Tree and Leaf is actually two separate sections as well:  a short story titled Leaf by Niggle, and a (now famous) essay by Tolkien called On Fairy Stories.  This is, in my humble opinion, the best portion of the book. On Fairy Stories is easily my favorite essay of all-time.  If you’ve never read it, do yourself a favor and educate yourself by picking up a copy.  I’ll not lie, it’s probably a bit over the heads of the average reader, and Tolkien doesn’t pander to those who aren’t there to seriously study the material.  It’s both incredibly intellectual and study intensive.  For those who find themselves able to get through the concepts and reflect on them, it’s also highly rewarding.  This is the premiere work on fantasy stories, and, in particular, the fairy tale.
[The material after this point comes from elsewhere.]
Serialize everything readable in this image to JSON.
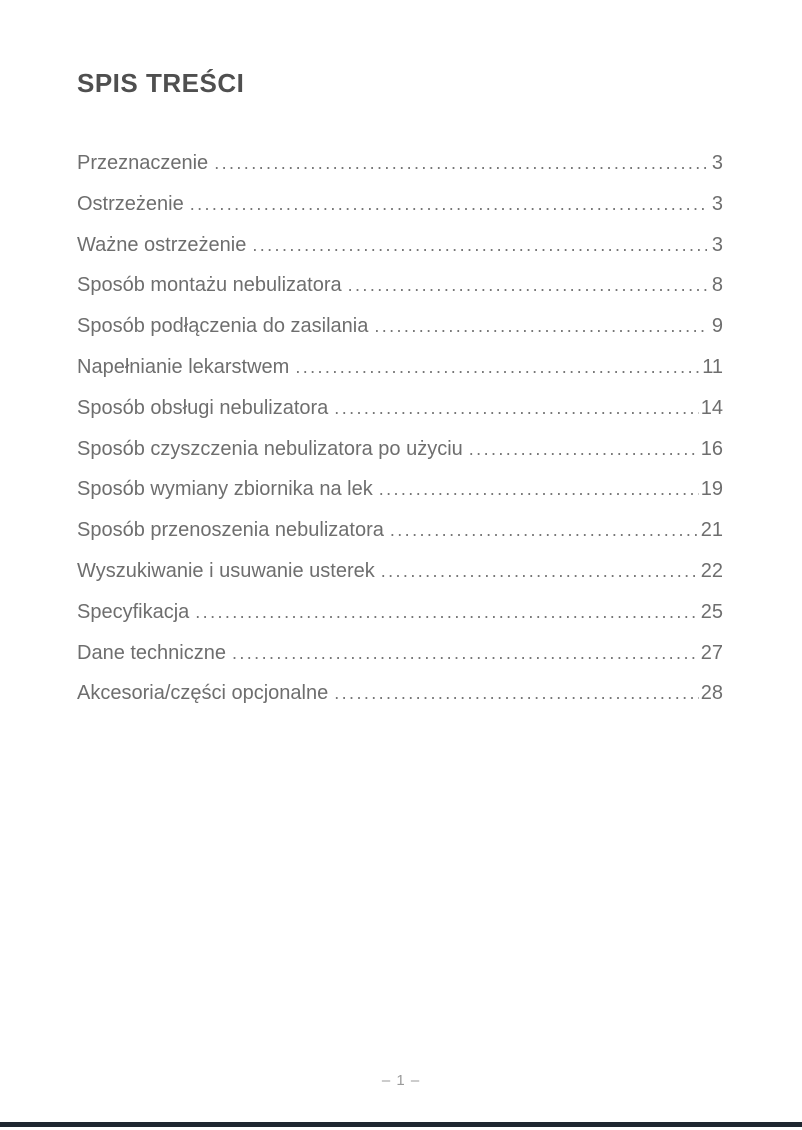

The other part of Tree and Leaf is Tolkien’s allegory Leaf by Niggle.  It is, including even The Lord of the Rings, probably my favorite story by Tolkien, which seems strange considering that it is only twenty pages long.  That’s part of its appeal, though, and it is incredible that Tolkien told such a heartfelt – and poignant – tale in such few words.  This is allegory at its very best.  I highly recommend it to any person – whether they are a reader or not, whether they enjoy fantasy or not.  If you don’t do anything with the rest of your life, read this story.  Even if you’ve only got an hour left to live, it’s well worth the time.

The third section is Farmer Giles of Ham, which is a short story (maybe novella length) about a lowly farmer who becomes the hero of the land.  This is solid, traditional fairy tale work, and good reading for any Tolkien fan or lover of Grimm tales.

The fourth section is where we dive back into the realm of Tolkien’s most famous world – that of Middle Earth – in The Adventures of Tom Bombadil.  Anyone who has read The Fellowship of the Ring will immediately recognize Bombadil, who is a quirky enough character to stick out in anyone’s mind.  This is a collection of poems, not all of which are about Bombadil.  For those not interested in poetry, this isn’t your cup of tea.  If you love reading whatever you can get your hands on concerning Middle Earth, however, this is definitely for you.  One area in which I’ve always felt Tolkien never received enough credit was in his poetry work.  He writes excellent, lyrical poetry.  Some of the additions here are lovely, bringing to mind the beauty of nature among other things straight from the realm of Faerie.

In summary, The Tolkien Reader will delight fans of Tolkien, while the drier and more studious portions are likely not what the average reader is willing to dig into.  If you take nothing else away from this, read Leaf by Niggle!